Health Savings Accounts as Retirement Savings Vehicles

That’s not why they were invented, but the some financial planners say HSAs can be a good supplement to retirement savings. Balances in the accounts can be rolled over from year to year; money remaining at retirement can be used to cover health care costs in retirement,. Retired people often have expenses that include Medicare deductibles and long-term care insurance. Money in health savings accounts can be used for these expenses.
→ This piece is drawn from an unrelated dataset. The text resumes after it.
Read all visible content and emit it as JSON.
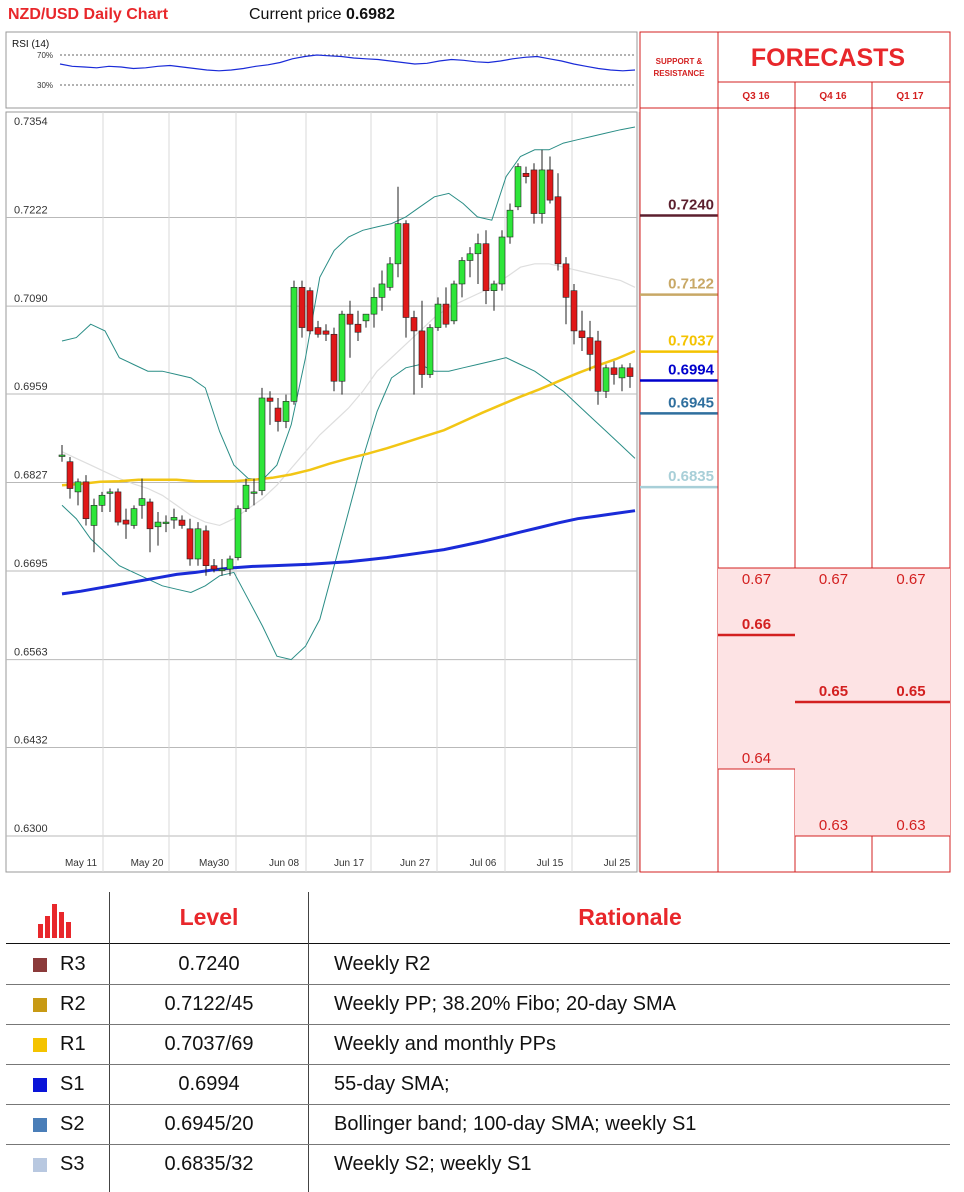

Planning experts don’t think they can or should substitute for more conventional retirement savings such as IRAs and 401k plans, but they can make a good addition to the overall retirement portfolio.


In an essay George Will offered an illuminating analogy. Car owners purchase insurance from companies to cover losses such as theft and accidents (big expenses). But they pay for routine maintenance like oil changes out of their own pockets. Nobody buys insurance to pay for oil changes and tire rotations. The idea behind consumer-driven health plans is that if people take charge of routine health care costs (analogous to oil changes), the free market will bring costs and allocations into better balance.